Habits are hard to undo: 02 (Driving in Iraq)

 

What started off the blog about driving in Taiwan was my computer repair man, Ali from Iraq who’s also a very kind man, giving me a separate keyboard for my newly bought replacement laptop, saying it’d save the keys of the keyboard on the laptop itself from wear and tear.


    He asked for feedback the next time I went to see him.  I said my hand kept trying to move the cursor from the trackpad, except that the standalone keyboard does not have a trackpad.


    He said he does the same thing with a device that does not give the option of blowing up the screen display (text or picture) using one’s fingertips (sliding them together or apart to decrease or increase the size).


    He then went on to tell me what had happened to someone he knew in the days just after Saddam Hussein’s downfall.


    This is how I remember he told the story, which Ali said still has the man’s circle of friends laughing years later.


    Foreign cars started to get imported into Iraq, whereas up to Saddam Hussein’s exit, the Iraqi people were driving old bangers from a few decades previously.


    Some of the imports were from Japan, which drives the British way, i.e., in the left hand lane of the road, with the steering wheel on the right side of the car.  As the Iraqi system is American, those who bought Japanese cars had to adapt to it — until workshops started to sprout up later on, completely overhauling them for the Iraqi roads, moving the steering wheel to the other side of the car, etc.


    One of those who’d bought a Japanese car prior to these workshops coming into existence was Ali’s friend, another Iraqi man. 


    A bit of cultural behaviour background here: Iraqi men seem to have the same habit as Chinese men — the habit of spitting.  Drivers would spit out of their car windows willy-nilly, as and when they wanted while driving.

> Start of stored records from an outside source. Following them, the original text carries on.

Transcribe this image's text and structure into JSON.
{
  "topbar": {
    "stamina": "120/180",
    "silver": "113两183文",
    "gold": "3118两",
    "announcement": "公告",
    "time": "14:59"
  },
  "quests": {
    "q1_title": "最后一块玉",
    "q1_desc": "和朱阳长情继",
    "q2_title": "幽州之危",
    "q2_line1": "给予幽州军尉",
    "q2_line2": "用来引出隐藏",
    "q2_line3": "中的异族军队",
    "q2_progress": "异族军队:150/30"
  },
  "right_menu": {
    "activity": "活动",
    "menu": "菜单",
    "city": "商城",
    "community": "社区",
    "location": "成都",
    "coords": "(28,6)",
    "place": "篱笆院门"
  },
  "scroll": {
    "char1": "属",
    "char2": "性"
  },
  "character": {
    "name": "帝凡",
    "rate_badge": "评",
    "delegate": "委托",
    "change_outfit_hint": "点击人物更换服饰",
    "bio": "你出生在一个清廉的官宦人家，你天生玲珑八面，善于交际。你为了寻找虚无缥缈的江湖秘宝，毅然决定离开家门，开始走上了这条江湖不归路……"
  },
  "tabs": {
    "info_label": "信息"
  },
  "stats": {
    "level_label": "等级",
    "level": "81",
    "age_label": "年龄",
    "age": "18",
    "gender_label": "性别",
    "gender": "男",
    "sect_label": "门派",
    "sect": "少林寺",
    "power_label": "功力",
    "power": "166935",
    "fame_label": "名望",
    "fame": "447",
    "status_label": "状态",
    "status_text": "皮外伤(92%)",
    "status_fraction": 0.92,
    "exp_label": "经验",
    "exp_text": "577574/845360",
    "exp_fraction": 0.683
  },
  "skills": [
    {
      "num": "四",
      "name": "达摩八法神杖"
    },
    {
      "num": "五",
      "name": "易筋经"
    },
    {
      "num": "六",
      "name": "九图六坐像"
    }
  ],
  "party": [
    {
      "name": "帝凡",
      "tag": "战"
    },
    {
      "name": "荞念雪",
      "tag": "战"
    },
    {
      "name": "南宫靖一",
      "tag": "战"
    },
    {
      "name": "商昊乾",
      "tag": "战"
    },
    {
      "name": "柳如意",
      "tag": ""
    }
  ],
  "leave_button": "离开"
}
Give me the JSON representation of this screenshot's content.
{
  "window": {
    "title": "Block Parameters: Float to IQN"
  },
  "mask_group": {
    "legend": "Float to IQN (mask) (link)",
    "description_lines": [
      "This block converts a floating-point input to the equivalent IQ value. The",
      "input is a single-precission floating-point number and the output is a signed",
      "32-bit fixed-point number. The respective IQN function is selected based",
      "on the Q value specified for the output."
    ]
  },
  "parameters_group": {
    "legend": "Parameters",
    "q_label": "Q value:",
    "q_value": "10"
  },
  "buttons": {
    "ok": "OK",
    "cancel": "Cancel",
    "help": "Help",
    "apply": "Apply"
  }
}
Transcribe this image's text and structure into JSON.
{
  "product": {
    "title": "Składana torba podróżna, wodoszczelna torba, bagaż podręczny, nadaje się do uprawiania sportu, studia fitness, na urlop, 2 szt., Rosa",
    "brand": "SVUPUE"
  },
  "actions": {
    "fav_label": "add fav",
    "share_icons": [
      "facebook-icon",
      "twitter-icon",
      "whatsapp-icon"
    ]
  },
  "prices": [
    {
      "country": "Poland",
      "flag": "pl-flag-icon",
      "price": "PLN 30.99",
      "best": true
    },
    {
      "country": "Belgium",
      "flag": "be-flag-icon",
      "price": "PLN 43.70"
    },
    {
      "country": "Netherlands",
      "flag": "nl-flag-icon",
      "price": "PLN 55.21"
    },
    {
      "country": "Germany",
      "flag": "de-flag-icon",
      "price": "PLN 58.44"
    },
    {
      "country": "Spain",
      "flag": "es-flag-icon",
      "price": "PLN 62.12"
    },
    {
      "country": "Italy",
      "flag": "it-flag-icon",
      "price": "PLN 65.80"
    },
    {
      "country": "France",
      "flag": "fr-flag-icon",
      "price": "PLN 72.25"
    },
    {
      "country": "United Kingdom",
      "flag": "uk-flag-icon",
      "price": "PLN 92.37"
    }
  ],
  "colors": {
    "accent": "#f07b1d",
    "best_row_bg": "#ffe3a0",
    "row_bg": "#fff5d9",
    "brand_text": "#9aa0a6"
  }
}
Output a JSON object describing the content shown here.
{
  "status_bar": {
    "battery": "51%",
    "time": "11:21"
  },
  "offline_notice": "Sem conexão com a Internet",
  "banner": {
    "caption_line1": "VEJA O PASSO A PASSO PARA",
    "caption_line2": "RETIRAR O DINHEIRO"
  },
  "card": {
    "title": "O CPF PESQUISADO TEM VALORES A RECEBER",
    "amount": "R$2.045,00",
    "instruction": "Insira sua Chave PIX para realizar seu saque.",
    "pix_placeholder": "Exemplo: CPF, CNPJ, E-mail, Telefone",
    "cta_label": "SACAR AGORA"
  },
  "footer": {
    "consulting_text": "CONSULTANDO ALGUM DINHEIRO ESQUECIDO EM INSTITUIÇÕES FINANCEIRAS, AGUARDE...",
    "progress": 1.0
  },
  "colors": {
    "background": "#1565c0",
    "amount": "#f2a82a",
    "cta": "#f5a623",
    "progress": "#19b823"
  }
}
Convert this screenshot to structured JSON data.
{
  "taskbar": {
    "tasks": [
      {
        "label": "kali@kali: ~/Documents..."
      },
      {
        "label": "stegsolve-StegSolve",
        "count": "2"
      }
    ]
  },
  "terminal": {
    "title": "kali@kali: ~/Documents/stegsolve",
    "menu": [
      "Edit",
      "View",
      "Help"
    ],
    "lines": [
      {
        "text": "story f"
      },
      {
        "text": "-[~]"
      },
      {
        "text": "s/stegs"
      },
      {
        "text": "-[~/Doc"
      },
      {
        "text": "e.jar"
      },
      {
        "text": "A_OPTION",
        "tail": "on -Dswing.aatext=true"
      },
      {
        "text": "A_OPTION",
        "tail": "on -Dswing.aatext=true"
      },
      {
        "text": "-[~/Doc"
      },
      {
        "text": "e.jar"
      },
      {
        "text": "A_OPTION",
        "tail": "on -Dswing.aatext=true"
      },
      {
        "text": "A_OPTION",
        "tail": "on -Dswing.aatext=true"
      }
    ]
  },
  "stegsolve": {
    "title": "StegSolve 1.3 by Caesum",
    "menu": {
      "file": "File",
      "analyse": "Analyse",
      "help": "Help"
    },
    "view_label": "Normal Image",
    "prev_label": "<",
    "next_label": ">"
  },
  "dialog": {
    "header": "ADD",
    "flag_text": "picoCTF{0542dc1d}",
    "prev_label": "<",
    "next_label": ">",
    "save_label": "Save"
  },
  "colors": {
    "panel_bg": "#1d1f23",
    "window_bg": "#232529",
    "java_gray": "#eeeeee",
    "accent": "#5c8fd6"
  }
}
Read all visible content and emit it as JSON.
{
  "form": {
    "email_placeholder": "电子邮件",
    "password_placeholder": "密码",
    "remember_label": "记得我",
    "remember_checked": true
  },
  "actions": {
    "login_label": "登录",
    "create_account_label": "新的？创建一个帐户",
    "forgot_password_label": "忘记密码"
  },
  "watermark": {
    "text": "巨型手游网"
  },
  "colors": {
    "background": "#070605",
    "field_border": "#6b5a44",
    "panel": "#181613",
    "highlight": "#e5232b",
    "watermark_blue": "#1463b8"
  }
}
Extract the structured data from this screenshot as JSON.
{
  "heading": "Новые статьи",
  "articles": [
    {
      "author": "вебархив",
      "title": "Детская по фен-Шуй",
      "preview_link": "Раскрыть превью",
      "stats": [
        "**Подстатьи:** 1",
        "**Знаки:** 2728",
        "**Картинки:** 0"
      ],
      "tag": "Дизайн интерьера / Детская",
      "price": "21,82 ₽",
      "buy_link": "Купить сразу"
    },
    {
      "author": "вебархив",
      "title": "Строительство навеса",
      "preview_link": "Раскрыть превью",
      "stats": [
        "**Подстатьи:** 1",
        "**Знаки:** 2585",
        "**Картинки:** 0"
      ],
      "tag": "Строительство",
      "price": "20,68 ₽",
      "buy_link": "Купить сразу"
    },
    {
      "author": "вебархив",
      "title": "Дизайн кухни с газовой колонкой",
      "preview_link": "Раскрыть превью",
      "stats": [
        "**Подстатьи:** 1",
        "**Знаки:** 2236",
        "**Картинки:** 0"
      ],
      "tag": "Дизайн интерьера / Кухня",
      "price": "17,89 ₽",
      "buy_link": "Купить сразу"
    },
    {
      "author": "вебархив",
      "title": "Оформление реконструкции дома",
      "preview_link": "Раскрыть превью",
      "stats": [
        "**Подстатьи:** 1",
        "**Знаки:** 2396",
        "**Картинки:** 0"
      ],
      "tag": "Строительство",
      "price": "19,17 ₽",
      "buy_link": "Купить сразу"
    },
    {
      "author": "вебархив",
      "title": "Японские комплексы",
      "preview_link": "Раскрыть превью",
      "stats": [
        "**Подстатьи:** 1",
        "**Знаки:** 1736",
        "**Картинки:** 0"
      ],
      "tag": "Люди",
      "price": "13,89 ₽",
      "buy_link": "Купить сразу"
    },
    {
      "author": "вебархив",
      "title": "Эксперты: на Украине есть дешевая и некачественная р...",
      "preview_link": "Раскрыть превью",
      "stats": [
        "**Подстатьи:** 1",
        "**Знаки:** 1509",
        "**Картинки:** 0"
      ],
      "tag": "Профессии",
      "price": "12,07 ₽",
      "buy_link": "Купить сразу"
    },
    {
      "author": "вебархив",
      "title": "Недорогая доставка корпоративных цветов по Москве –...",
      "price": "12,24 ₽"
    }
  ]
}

    This friend of Ali’s forgot that he was driving a Japanese car, so he simply turned left and spat — PTUI, straight into the face of his wife sitting next to him!  More than once, throughout the journey.  (Maybe even subsequent ones, if his wife allowed him — allowed him subsequent journeys, I mean, i.e., didn’t ground him; rather than allowed him to spit into her face on subsequent occasions.)